Gurochan.ch went down again
7 years ago
General
This happens with regularity, it seems. I guess the bill isn't being paid in a timely fashion. I wonder how long it will be unavailable this time.
FA+

This is obviously unsafe and generally bad idea. Don't do that on any important pages.
Basically what Kitsunelegend said. The head admin is MIA and there is nobody to update the certificate (which needs to be done every 90 days).
On desktop Firefox, I can get around it by doing the following. I haven't tried it on mobile Firefox.
NEVER DO THE BELOW FOR A BANK, CREDIT CARD, PAYPAL, OR ANYTHING IMPORTANT. If a site like that breaks, call them on the telephone or try it again the next day, instead of doing this.
1. Try to go to the site with the problem. Firefox should put up a screen that says "Your connection is not secure".
2. Click on the "Advanced" button on that screen.
3. Probably a box will appear that says "example.com uses an invalid security certificate", with a recent expiration date. This box will have an "Add Exception..." button at the bottom. Click that button.

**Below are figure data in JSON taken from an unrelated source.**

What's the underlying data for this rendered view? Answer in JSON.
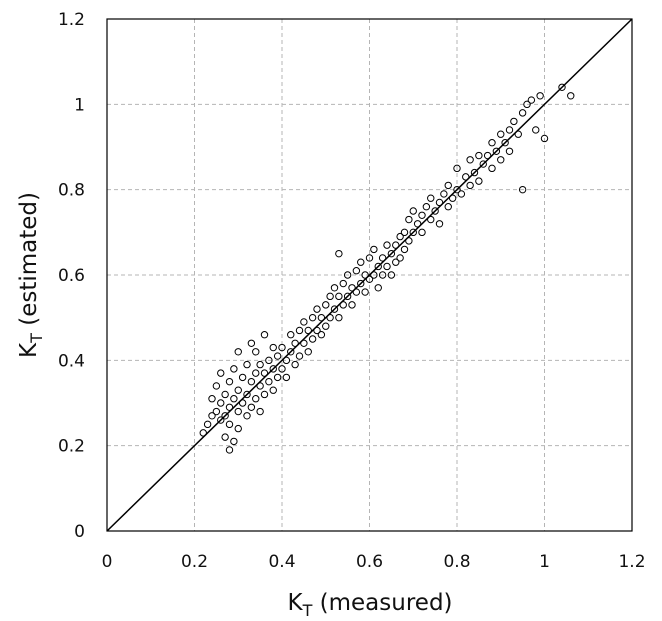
{
  "chart_data": {
    "type": "scatter",
    "title": "",
    "xlabel": {
      "main": "K",
      "sub": "T",
      "rest": " (measured)"
    },
    "ylabel": {
      "main": "K",
      "sub": "T",
      "rest": " (estimated)"
    },
    "xlim": [
      0,
      1.2
    ],
    "ylim": [
      0,
      1.2
    ],
    "xticks": [
      "0",
      "0.2",
      "0.4",
      "0.6",
      "0.8",
      "1",
      "1.2"
    ],
    "yticks": [
      "0",
      "0.2",
      "0.4",
      "0.6",
      "0.8",
      "1",
      "1.2"
    ],
    "grid": true,
    "grid_style": "dashed",
    "reference_line": {
      "from": [
        0,
        0
      ],
      "to": [
        1.2,
        1.2
      ]
    },
    "marker": "open-circle",
    "marker_color": "#000000",
    "series": [
      {
        "points": [
          [
            0.22,
            0.23
          ],
          [
            0.23,
            0.25
          ],
          [
            0.24,
            0.27
          ],
          [
            0.24,
            0.31
          ],
          [
            0.25,
            0.28
          ],
          [
            0.25,
            0.34
          ],
          [
            0.26,
            0.26
          ],
          [
            0.26,
            0.3
          ],
          [
            0.26,
            0.37
          ],
          [
            0.27,
            0.22
          ],
          [
            0.27,
            0.27
          ],
          [
            0.27,
            0.32
          ],
          [
            0.28,
            0.19
          ],
          [
            0.28,
            0.25
          ],
          [
            0.28,
            0.29
          ],
          [
            0.28,
            0.35
          ],
          [
            0.29,
            0.21
          ],
          [
            0.29,
            0.31
          ],
          [
            0.29,
            0.38
          ],
          [
            0.3,
            0.24
          ],
          [
            0.3,
            0.28
          ],
          [
            0.3,
            0.33
          ],
          [
            0.3,
            0.42
          ],
          [
            0.31,
            0.3
          ],
          [
            0.31,
            0.36
          ],
          [
            0.32,
            0.27
          ],
          [
            0.32,
            0.32
          ],
          [
            0.32,
            0.39
          ],
          [
            0.33,
            0.29
          ],
          [
            0.33,
            0.35
          ],
          [
            0.33,
            0.44
          ],
          [
            0.34,
            0.31
          ],
          [
            0.34,
            0.37
          ],
          [
            0.34,
            0.42
          ],
          [
            0.35,
            0.28
          ],
          [
            0.35,
            0.34
          ],
          [
            0.35,
            0.39
          ],
          [
            0.36,
            0.32
          ],
          [
            0.36,
            0.37
          ],
          [
            0.36,
            0.46
          ],
          [
            0.37,
            0.35
          ],
          [
            0.37,
            0.4
          ],
          [
            0.38,
            0.33
          ],
          [
            0.38,
            0.38
          ],
          [
            0.38,
            0.43
          ],
          [
            0.39,
            0.36
          ],
          [
            0.39,
            0.41
          ],
          [
            0.4,
            0.38
          ],
          [
            0.4,
            0.43
          ],
          [
            0.41,
            0.36
          ],
          [
            0.41,
            0.4
          ],
          [
            0.42,
            0.42
          ],
          [
            0.42,
            0.46
          ],
          [
            0.43,
            0.39
          ],
          [
            0.43,
            0.44
          ],
          [
            0.44,
            0.41
          ],
          [
            0.44,
            0.47
          ],
          [
            0.45,
            0.44
          ],
          [
            0.45,
            0.49
          ],
          [
            0.46,
            0.42
          ],
          [
            0.46,
            0.47
          ],
          [
            0.47,
            0.45
          ],
          [
            0.47,
            0.5
          ],
          [
            0.48,
            0.47
          ],
          [
            0.48,
            0.52
          ],
          [
            0.49,
            0.46
          ],
          [
            0.49,
            0.5
          ],
          [
            0.5,
            0.48
          ],
          [
            0.5,
            0.53
          ],
          [
            0.51,
            0.5
          ],
          [
            0.51,
            0.55
          ],
          [
            0.52,
            0.52
          ],
          [
            0.52,
            0.57
          ],
          [
            0.53,
            0.5
          ],
          [
            0.53,
            0.55
          ],
          [
            0.53,
            0.65
          ],
          [
            0.54,
            0.53
          ],
          [
            0.54,
            0.58
          ],
          [
            0.55,
            0.55
          ],
          [
            0.55,
            0.6
          ],
          [
            0.56,
            0.53
          ],
          [
            0.56,
            0.57
          ],
          [
            0.57,
            0.56
          ],
          [
            0.57,
            0.61
          ],
          [
            0.58,
            0.58
          ],
          [
            0.58,
            0.63
          ],
          [
            0.59,
            0.6
          ],
          [
            0.59,
            0.56
          ],
          [
            0.6,
            0.59
          ],
          [
            0.6,
            0.64
          ],
          [
            0.61,
            0.6
          ],
          [
            0.61,
            0.66
          ],
          [
            0.62,
            0.62
          ],
          [
            0.62,
            0.57
          ],
          [
            0.63,
            0.64
          ],
          [
            0.63,
            0.6
          ],
          [
            0.64,
            0.62
          ],
          [
            0.64,
            0.67
          ],
          [
            0.65,
            0.65
          ],
          [
            0.65,
            0.6
          ],
          [
            0.66,
            0.67
          ],
          [
            0.66,
            0.63
          ],
          [
            0.67,
            0.69
          ],
          [
            0.67,
            0.64
          ],
          [
            0.68,
            0.7
          ],
          [
            0.68,
            0.66
          ],
          [
            0.69,
            0.68
          ],
          [
            0.69,
            0.73
          ],
          [
            0.7,
            0.7
          ],
          [
            0.7,
            0.75
          ],
          [
            0.71,
            0.72
          ],
          [
            0.72,
            0.74
          ],
          [
            0.72,
            0.7
          ],
          [
            0.73,
            0.76
          ],
          [
            0.74,
            0.73
          ],
          [
            0.74,
            0.78
          ],
          [
            0.75,
            0.75
          ],
          [
            0.76,
            0.77
          ],
          [
            0.76,
            0.72
          ],
          [
            0.77,
            0.79
          ],
          [
            0.78,
            0.76
          ],
          [
            0.78,
            0.81
          ],
          [
            0.79,
            0.78
          ],
          [
            0.8,
            0.8
          ],
          [
            0.8,
            0.85
          ],
          [
            0.81,
            0.79
          ],
          [
            0.82,
            0.83
          ],
          [
            0.83,
            0.81
          ],
          [
            0.83,
            0.87
          ],
          [
            0.84,
            0.84
          ],
          [
            0.85,
            0.82
          ],
          [
            0.85,
            0.88
          ],
          [
            0.86,
            0.86
          ],
          [
            0.87,
            0.88
          ],
          [
            0.88,
            0.85
          ],
          [
            0.88,
            0.91
          ],
          [
            0.89,
            0.89
          ],
          [
            0.9,
            0.87
          ],
          [
            0.9,
            0.93
          ],
          [
            0.91,
            0.91
          ],
          [
            0.92,
            0.94
          ],
          [
            0.92,
            0.89
          ],
          [
            0.93,
            0.96
          ],
          [
            0.94,
            0.93
          ],
          [
            0.95,
            0.98
          ],
          [
            0.95,
            0.8
          ],
          [
            0.96,
            1.0
          ],
          [
            0.97,
            1.01
          ],
          [
            0.98,
            0.94
          ],
          [
            0.99,
            1.02
          ],
          [
            1.0,
            0.92
          ],
          [
            1.04,
            1.04
          ],
          [
            1.06,
            1.02
          ]
        ]
      }
    ]
  }
}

4. A window titled "Add security exception" will pop up. I clear the "Permanently store this exception" checkbox at the bottom, to make the exception temporary.
5. Click the "Confirm security exception" button at the bottom of the "Add security exception" window.

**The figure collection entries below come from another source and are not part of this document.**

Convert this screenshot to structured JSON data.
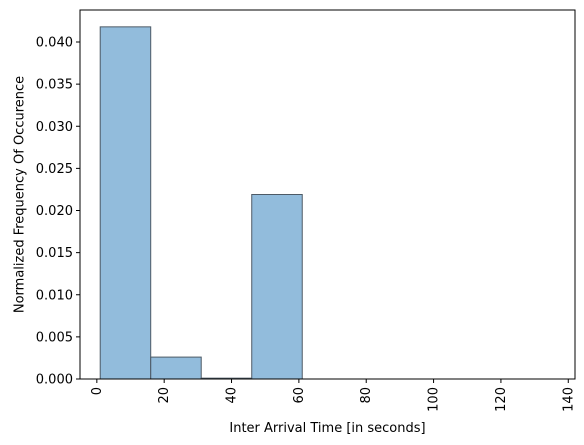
{
  "chart_data": {
    "type": "bar",
    "title": "",
    "xlabel": "Inter Arrival Time [in seconds]",
    "ylabel": "Normalized Frequency Of Occurence",
    "xlim": [
      -5,
      142
    ],
    "ylim": [
      0,
      0.0438
    ],
    "xticks": [
      0,
      20,
      40,
      60,
      80,
      100,
      120,
      140
    ],
    "xtick_labels": [
      "0",
      "20",
      "40",
      "60",
      "80",
      "100",
      "120",
      "140"
    ],
    "xtick_rotation": 90,
    "yticks": [
      0,
      0.005,
      0.01,
      0.015,
      0.02,
      0.025,
      0.03,
      0.035,
      0.04
    ],
    "ytick_labels": [
      "0.000",
      "0.005",
      "0.010",
      "0.015",
      "0.020",
      "0.025",
      "0.030",
      "0.035",
      "0.040"
    ],
    "grid": false,
    "bins": [
      {
        "x0": 1,
        "x1": 16,
        "value": 0.0418
      },
      {
        "x0": 16,
        "x1": 31,
        "value": 0.0026
      },
      {
        "x0": 31,
        "x1": 46,
        "value": 0.0001
      },
      {
        "x0": 46,
        "x1": 61,
        "value": 0.0219
      },
      {
        "x0": 61,
        "x1": 76,
        "value": 0
      },
      {
        "x0": 76,
        "x1": 91,
        "value": 0
      },
      {
        "x0": 91,
        "x1": 106,
        "value": 0
      },
      {
        "x0": 106,
        "x1": 121,
        "value": 0
      },
      {
        "x0": 121,
        "x1": 136,
        "value": 0
      }
    ],
    "colors": {
      "bar_fill": "#7fb0d6",
      "bar_edge": "#4d5a66"
    }
  }
}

6. The "Add security exception" window will close itself, and the site you wanted should load.
If you want to remove the exception later, it's under Preferences > Advanced > View Certificates > Servers. For me, the exceptions are always on the top of the list; I pick the one I want to get rid of and hit the Delete button.
Again, NEVER DO THE ABOVE FOR A BANK, CREDIT CARD, PAYPAL, OR ANYTHING IMPORTANT. If a site like that breaks, call them on the telephone or try it again the next day, instead of doing this.
Apparently one can override HSTS in at least some versions of Firefox - see https://support.mozilla.org/en-US/q.....stions/1159143 . It looks like you'd have to do what it says in that post, and then you'd get the option to add an exception again. I haven't tried it, though.
https://www.thesslstore.com/blog/cl.....hrome-firefox/ gives another option to override HSTS in Firefox, from the History window. Again, I haven't tried this.
The idea of having the switch buried in a text file in the profile directory is kind of scary for end users, probably because it's meant to be scary. I think developers are still going to need that switch to exist for another year or two, though. Some of them have to use a host (it rhymes with StopMomma) that still thinks an SSL certificate costs $70 a year, and sabotages attempts to use Let's Encrypt.